Vernon olha para mim. Os olhos de Jewel parecem madeira esmaecida em seu rosto sanguíneo. Ele é uma cabeça mais alto que qualquer um de nós; aliás, sempre foi. Eu lhes disse que, por causa disso, mamãe surrava-o e dengava-o muito mais. Porque ele se mostrava mais dentro de casa. Por isso ela lhe deu o nome de Jewel, foi o que eu lhes disse.
“Cala a boca. Jewel”, diz Pai, mas dando a impressão que não ouvia direito. Olha para longe, através da plantação, coçando os joelhos.
“Você podia tomar emprestada a carroça de Vernon e nós iríamos apanhá-lo”, eu digo. “Se ela não nos esperar.”
“Ah, fecha esta maldita boca”, diz Jewel.
“Ela quer ir na nossa carroça”, diz Pai. Esfrega os joelhos. “Mas isto não me agrada nem um pouco.”
“Está estirada lá, observando Cash preparar o maldito...”, diz Jewel. Fala com aspereza, selvagemente, mas não diz a palavra. Como um menino no escuro, para ganhar coragem, e que, de repente, se assusta, no silêncio, com o barulho que faz.
“Ela assim o quer e também quer ir na nossa carroça”, diz Pai. “Descansará melhor se souber que é um bom, feito de encomenda. Sempre foi muito exigente.
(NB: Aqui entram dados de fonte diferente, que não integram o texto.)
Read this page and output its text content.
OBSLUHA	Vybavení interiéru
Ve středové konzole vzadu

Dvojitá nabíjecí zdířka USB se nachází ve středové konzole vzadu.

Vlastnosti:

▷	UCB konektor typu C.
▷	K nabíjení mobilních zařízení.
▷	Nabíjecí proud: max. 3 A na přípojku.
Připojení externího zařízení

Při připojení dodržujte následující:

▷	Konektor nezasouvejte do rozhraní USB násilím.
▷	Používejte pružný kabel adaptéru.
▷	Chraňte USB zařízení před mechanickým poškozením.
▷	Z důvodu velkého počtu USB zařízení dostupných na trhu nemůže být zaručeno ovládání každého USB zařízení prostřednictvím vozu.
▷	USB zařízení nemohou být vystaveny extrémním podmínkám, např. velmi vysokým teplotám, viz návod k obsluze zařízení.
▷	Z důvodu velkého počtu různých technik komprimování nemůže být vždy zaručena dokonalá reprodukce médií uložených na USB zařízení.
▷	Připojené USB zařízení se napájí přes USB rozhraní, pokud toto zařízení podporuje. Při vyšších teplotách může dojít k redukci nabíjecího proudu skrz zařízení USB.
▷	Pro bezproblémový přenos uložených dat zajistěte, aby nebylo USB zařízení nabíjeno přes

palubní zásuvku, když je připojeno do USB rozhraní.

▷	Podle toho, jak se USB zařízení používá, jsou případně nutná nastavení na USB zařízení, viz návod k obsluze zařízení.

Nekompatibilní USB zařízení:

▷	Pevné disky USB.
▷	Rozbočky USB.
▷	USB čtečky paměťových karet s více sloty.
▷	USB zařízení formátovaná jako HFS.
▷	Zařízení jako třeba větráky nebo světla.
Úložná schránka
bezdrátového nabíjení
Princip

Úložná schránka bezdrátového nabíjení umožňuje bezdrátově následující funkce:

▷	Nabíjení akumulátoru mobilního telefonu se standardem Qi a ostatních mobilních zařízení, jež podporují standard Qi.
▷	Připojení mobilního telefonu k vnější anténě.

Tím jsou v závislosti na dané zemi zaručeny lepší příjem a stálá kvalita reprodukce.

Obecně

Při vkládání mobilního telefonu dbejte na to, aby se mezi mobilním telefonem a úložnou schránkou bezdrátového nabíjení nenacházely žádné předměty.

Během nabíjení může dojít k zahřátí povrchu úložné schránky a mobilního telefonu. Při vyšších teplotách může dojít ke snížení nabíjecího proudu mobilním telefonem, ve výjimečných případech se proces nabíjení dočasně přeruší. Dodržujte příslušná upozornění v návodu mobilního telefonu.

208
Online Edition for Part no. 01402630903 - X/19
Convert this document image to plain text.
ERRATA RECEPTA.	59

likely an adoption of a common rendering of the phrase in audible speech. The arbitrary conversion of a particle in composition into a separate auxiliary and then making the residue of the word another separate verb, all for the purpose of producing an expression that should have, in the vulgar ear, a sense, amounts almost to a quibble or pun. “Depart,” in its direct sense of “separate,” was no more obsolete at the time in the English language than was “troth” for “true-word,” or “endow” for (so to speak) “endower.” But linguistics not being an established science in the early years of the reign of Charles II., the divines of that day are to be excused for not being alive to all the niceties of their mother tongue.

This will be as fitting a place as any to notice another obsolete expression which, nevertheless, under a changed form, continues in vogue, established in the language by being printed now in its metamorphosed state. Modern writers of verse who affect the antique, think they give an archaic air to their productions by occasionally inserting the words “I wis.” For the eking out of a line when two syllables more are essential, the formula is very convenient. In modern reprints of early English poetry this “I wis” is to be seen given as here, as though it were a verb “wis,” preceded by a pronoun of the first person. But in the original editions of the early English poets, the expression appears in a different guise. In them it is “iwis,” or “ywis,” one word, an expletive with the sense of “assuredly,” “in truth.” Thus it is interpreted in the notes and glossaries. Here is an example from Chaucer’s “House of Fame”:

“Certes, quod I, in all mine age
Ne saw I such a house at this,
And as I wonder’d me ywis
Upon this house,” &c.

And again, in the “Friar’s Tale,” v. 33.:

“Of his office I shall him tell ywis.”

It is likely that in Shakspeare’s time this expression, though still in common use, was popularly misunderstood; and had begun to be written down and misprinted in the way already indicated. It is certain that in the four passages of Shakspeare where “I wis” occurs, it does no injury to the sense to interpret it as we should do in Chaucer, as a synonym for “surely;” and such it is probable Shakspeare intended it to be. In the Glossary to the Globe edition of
Vocês sabem disso.” “Nesse caso, que tenha um só para ela”, diz Jewel. “Mas que diabo, como vocês podem esperar que seja...” Olha para a nuca de Pai. com seus olhos claros, de madeira.
“Certamente”, diz Vernon. “Ela aguentara até que fique pronto. Aguentara até que tudo fique pronto. Aguardará o momento adequado. Com as estradas secas como estão, não será difícil levá-la á cidade.”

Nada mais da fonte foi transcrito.